Here is a peek inside the quail shed. I’m more than a little rednecked when it comes to building things with my limited woodworking tools, but it all seems to work well.
My daughter and I built the shed. The floor is covered with vinyl, to keep moisture off of the plywood. The walls are mostly insulated, but need finished. Ceiling is fully insulated, but I’ve got to put paneling over (under? ha!) that. The outside louvers are made of fence pickets. They work very well. I haven’t had to worry about rain one bit, and the sun doesn’t beat down on the birds. They still have a full view.
I built the hutches out of 2×3’s and plywood, covered with 1/4″ hardware cloth. The doors are of pine boards I ripped with a small circular saw. I don’t own a table saw, as the one I tried frightened me. The birds seem quite happy in their homes. There are four levels per hutch. The middle of each level is a big sandbox, and the birds live atop pine and straw. No wire floors here, as I think that would be dreadful. Yes, there is staining from poop. I scrape with a sharp blade, but it will always be wallpapered inside the hutch by the birds’ artwork.
I keep the doors open whenever we’re home in the summer. Which is most of the time. Except night time, as that would frighten and endanger the birds. In the winter, it’s closed, and I use Thermocubes to run two space heaters whenever it falls below freezing. Just enough to keep things above freezing.
I don’t use any automatic watering system, as I worry about cleanliness, things breaking, and winter cold. So a boot tray, buckets, and gravity drinkers make up my high-tech system. In the winter and on super hot days, the water is changed at least three times per day. Sometimes more. Otherwise, twice a day.

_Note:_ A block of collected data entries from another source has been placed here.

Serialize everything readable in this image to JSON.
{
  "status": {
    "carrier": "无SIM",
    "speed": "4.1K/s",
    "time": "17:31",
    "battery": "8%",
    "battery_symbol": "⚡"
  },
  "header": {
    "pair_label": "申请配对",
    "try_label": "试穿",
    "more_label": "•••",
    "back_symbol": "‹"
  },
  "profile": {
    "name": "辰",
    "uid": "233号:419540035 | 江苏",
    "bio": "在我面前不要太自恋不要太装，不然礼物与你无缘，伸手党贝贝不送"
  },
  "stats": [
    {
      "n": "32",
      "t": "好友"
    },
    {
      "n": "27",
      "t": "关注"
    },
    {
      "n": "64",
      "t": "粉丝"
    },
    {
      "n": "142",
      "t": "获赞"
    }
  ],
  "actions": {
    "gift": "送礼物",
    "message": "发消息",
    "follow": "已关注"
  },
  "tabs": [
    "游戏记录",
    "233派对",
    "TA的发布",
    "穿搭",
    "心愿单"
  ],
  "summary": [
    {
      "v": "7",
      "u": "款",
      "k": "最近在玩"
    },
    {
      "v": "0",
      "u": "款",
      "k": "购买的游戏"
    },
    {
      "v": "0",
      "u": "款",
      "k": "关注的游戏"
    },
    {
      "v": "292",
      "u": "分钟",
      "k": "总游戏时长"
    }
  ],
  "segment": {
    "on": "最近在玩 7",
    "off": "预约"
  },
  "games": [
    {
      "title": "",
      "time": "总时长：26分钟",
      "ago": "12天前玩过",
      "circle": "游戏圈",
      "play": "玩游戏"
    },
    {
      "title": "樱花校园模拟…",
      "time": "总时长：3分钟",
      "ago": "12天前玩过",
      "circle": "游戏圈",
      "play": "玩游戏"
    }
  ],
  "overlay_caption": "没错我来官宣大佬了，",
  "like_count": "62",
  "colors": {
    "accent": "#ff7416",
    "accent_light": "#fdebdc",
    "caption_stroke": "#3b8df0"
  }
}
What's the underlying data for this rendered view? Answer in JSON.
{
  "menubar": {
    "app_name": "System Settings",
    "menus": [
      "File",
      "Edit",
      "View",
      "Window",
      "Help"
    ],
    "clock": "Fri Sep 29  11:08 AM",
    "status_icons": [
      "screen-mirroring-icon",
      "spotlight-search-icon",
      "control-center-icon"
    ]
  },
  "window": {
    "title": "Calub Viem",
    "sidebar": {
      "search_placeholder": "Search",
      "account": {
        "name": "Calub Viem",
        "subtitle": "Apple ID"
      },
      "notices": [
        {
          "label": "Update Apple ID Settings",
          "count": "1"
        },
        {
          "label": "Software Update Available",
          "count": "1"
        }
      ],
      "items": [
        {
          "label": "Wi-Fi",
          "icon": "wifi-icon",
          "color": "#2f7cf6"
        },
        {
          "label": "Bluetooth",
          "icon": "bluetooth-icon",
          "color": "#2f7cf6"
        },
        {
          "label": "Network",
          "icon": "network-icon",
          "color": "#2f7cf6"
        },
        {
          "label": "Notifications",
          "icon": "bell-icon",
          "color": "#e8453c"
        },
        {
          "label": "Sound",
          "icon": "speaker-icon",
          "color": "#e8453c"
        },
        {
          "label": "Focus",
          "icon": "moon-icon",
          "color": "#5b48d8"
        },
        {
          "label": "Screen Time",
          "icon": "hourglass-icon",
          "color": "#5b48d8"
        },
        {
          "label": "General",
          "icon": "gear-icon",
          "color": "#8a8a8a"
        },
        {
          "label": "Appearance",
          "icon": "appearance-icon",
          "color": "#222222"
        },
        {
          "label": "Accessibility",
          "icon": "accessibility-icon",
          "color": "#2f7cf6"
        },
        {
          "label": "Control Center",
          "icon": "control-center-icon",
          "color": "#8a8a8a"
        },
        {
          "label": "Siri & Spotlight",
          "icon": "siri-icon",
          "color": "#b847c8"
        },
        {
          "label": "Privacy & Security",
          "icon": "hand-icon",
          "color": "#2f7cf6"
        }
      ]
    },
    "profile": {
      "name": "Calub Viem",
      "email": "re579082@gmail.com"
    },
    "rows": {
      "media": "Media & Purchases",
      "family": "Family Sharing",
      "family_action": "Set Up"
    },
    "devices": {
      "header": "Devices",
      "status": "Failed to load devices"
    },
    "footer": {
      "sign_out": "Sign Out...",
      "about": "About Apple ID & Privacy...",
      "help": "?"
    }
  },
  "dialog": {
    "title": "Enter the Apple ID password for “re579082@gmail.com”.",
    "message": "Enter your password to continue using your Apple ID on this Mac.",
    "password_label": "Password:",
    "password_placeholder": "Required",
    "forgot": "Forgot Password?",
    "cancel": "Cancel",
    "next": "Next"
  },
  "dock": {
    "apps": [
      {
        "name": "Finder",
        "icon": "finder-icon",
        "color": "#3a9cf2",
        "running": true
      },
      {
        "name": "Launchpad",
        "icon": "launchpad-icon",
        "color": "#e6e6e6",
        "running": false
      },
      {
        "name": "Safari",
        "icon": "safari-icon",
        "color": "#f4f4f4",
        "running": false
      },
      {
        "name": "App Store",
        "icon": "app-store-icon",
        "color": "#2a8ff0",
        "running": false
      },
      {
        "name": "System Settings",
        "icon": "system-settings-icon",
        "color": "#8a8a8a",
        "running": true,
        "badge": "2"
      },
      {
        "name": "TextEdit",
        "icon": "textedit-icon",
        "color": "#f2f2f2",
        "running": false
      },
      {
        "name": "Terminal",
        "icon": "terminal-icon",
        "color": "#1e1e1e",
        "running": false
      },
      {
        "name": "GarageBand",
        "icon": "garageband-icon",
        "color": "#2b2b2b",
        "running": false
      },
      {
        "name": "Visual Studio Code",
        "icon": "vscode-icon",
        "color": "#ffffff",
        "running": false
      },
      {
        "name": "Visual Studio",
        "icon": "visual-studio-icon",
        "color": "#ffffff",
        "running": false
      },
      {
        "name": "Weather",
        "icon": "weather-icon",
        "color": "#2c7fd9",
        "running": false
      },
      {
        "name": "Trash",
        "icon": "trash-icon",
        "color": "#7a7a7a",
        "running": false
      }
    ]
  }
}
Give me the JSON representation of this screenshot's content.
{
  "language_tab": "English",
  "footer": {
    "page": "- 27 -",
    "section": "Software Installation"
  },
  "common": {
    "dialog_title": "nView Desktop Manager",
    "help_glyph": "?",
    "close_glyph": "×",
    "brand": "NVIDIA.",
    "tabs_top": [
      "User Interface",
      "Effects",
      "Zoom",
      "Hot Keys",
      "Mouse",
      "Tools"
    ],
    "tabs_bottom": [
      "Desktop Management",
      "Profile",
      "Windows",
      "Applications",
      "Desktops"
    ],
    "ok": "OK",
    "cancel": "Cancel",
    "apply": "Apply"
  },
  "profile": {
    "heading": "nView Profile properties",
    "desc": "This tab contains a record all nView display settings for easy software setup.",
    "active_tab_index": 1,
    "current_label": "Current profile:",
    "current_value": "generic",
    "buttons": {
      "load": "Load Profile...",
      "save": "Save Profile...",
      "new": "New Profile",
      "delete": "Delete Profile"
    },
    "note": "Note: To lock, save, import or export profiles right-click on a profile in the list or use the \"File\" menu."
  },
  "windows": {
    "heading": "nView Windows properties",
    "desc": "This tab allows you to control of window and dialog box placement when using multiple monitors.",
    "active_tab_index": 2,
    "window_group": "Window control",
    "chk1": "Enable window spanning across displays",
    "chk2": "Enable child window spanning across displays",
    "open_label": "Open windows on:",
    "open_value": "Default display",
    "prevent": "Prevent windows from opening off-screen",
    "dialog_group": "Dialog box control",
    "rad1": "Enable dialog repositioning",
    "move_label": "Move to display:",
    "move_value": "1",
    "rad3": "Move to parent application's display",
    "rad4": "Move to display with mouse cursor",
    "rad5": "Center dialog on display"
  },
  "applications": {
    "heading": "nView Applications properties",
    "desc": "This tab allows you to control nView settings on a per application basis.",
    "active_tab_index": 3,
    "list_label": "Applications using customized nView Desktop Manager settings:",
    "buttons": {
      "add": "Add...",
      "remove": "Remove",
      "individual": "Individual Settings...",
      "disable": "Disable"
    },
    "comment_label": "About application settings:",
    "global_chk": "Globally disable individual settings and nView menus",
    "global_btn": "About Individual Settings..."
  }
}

There are string lights behind the non-window side of each hutch (each hutch has a floor-to-ceiling window), and there are ceiling lights in the shed. I don’t keep my birds on extended lighting during the winter, as I believe they need that break from laying eggs. During that time, we eat the eggs I freeze during the summer months.
This tour was during breakfast snack and fresh water time. They get safflower and thistle each morning, along with a leafy green. Usually kale from our garden in the summer, but today it was Romaine lettuce. Can you see how much they hate it? 😉
Eggs are collected three times per day in the laying season. Most are normally lain in the afternoon and very early evening here.
I used to keep birds in ground runs and a walk-in aviary, but bird flu being in the area had me greatly worried. Now everyone is safe.
And now you know where your quail eggs come from, and that the birds are raised as family.